La depresión clínica constituye hoy en día un problema de salud con graves repercusiones para el paciente, los familiares y la sociedad en general.


La depresión nos afecta física y mentalmente en nuestro modo de sentir y de pensar. Se presenta como un conjunto de síntomas de predominio afectivo (tristeza patológica, apatía, desesperanza, decaimiento, irritabilidad, sensación subjetiva de malestar e impotencia frente a las exigencias de la vida) que además puede causarnos ansiedad, pérdida del sueño, del apetito, y falta de interés o placer en realizar diferentes actividades.


Las razones que se han detectado para caer en un estado depresivo son muy variadas, desde tener un acontecimiento emotivo, como la pérdida de un trabajo o terminar una relación amorosa importante; hasta una suma de factores y acontecimientos, como cambiar de residencia, dificulta para interrelacionarnos o sentimientos de rechazo por nuestro físico o forma de ser.
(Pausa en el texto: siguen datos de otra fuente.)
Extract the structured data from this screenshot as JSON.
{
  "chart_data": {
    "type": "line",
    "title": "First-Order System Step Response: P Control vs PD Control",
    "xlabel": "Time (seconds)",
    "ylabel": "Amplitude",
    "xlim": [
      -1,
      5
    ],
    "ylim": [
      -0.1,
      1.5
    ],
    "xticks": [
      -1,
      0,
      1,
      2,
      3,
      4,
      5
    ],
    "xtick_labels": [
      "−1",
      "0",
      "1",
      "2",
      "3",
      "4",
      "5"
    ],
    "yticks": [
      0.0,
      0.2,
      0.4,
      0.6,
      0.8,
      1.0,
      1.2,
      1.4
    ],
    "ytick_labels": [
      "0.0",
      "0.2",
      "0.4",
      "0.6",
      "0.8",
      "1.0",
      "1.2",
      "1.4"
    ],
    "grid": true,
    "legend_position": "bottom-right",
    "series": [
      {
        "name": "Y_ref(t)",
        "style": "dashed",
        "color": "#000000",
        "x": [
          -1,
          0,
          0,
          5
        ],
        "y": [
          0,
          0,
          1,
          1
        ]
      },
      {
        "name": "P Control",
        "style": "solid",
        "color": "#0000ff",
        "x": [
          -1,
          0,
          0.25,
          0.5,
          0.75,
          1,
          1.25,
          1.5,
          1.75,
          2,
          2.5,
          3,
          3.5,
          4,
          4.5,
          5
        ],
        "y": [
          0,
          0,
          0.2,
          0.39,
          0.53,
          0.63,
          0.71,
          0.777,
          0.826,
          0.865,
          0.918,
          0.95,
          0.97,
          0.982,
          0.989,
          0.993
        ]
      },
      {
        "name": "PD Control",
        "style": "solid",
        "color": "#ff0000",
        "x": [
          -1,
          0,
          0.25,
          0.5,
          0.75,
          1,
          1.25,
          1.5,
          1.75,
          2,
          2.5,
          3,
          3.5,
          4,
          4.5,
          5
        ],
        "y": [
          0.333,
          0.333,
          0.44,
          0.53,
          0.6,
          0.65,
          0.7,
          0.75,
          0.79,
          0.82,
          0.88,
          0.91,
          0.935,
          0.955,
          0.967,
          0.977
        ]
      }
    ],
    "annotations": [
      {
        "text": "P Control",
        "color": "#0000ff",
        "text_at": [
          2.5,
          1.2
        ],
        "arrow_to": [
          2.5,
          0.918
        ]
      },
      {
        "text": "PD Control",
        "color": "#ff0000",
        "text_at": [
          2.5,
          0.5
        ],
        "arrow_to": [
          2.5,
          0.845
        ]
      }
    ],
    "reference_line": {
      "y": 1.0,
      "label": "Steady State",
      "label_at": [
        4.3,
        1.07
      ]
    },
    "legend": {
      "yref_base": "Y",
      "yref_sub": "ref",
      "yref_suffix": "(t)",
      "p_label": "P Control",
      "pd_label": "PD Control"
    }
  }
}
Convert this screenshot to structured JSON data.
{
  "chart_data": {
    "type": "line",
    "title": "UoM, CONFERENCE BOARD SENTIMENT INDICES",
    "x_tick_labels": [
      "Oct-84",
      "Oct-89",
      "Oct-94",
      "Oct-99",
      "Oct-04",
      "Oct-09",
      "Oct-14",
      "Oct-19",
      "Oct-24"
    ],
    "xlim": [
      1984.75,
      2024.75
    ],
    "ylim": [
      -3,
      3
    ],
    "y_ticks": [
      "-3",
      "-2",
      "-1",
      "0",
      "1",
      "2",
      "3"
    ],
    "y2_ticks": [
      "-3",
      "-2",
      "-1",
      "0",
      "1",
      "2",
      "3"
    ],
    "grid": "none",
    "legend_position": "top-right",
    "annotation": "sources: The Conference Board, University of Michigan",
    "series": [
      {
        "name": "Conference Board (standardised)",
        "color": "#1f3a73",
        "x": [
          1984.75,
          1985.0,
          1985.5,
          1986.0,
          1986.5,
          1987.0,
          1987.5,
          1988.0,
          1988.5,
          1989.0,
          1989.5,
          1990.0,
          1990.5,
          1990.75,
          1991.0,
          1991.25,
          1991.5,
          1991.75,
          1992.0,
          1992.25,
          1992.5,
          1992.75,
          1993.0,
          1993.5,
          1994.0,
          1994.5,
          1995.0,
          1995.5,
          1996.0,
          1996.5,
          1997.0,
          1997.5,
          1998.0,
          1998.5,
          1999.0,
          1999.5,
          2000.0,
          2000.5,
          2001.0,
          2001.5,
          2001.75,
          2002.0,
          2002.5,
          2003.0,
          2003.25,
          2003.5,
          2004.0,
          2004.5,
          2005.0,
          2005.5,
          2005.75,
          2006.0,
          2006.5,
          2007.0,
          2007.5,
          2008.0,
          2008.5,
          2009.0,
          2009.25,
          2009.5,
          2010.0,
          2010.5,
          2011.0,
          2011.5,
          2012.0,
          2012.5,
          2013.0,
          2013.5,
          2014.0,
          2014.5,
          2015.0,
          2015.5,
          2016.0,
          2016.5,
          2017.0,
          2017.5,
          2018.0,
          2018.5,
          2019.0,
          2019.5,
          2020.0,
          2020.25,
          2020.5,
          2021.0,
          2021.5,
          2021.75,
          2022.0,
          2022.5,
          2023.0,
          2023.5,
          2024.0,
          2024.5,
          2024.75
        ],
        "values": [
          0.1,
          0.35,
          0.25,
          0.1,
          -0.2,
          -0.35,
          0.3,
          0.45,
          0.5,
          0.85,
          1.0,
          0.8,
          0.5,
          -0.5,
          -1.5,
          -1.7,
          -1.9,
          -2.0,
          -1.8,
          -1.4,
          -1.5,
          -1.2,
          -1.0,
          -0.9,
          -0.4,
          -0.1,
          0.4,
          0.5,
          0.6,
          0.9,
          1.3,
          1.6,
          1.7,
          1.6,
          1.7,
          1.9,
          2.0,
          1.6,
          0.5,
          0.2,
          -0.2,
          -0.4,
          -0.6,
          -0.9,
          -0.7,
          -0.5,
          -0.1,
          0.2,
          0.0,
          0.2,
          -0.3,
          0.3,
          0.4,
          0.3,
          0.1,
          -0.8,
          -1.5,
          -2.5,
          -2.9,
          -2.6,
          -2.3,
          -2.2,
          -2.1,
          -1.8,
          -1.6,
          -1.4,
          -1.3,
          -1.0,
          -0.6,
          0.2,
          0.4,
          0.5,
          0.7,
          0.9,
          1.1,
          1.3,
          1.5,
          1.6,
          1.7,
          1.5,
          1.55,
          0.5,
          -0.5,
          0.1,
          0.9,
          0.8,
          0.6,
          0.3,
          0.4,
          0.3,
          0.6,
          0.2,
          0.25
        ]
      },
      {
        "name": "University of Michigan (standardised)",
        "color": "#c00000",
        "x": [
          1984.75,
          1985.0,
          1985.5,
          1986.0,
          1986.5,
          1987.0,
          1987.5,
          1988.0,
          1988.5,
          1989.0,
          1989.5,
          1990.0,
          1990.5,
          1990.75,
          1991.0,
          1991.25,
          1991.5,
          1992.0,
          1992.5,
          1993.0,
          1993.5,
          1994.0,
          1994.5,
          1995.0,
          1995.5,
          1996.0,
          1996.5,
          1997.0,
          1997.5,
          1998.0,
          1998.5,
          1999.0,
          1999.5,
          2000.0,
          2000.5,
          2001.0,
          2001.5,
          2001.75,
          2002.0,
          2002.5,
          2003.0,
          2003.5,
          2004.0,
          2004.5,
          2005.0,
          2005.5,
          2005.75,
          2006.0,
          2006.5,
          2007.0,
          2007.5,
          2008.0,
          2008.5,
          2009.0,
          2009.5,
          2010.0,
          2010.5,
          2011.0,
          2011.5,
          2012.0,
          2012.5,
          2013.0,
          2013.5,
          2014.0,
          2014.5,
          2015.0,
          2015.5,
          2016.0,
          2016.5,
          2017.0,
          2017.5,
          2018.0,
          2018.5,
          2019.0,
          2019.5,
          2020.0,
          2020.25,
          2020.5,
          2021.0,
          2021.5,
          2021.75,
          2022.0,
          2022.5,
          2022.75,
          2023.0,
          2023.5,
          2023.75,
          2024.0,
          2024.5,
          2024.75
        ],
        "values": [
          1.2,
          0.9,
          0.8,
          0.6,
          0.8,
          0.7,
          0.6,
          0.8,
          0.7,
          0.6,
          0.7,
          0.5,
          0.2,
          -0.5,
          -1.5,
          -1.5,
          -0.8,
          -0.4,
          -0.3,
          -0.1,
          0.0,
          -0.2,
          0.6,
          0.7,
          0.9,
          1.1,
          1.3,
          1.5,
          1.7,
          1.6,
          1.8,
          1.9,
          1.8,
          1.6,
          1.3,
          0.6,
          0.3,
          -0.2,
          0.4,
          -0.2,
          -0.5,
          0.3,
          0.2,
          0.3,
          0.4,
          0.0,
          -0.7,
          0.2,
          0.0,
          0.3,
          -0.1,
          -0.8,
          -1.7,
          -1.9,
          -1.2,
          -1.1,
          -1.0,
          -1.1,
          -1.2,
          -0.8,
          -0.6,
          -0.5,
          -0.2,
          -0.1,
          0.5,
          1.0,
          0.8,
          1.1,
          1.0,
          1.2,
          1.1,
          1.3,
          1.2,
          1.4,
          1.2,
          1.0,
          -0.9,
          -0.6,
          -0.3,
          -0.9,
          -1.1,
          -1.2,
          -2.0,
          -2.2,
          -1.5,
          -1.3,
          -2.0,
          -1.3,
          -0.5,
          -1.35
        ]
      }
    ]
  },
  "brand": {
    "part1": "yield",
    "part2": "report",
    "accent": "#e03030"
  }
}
Sin embargo, hay gente que puede llegar a sentirse deprimida sin ninguna advertencia previa.


Es muy importante recalcar que la depresión clínica no es simplemente una angustia, es una tristeza o melancolía permanente. Un sentimiento negativo que nos lleva a sentir inútiles y sin esperanza. Nos hacer perder el placer por vivir y origina tensión en el trabajo y en nuestras relaciones, agravando condiciones médicas e incluso orillarnos al suicidio.


Tanto el diagnóstico como el proceso de superación de la depresión debe venir de la mano de un experto. Pedir ayuda es fundamental, así como ponerse en manos de profesionales en el tema.


Es necesario acudir al psicólogo y que éste ayude a entender la razón del malestar y cómo puede superarse. En definitiva, acudir a psicoterapia para aprender a interpretar la realidad desde un punto objetivo y útil.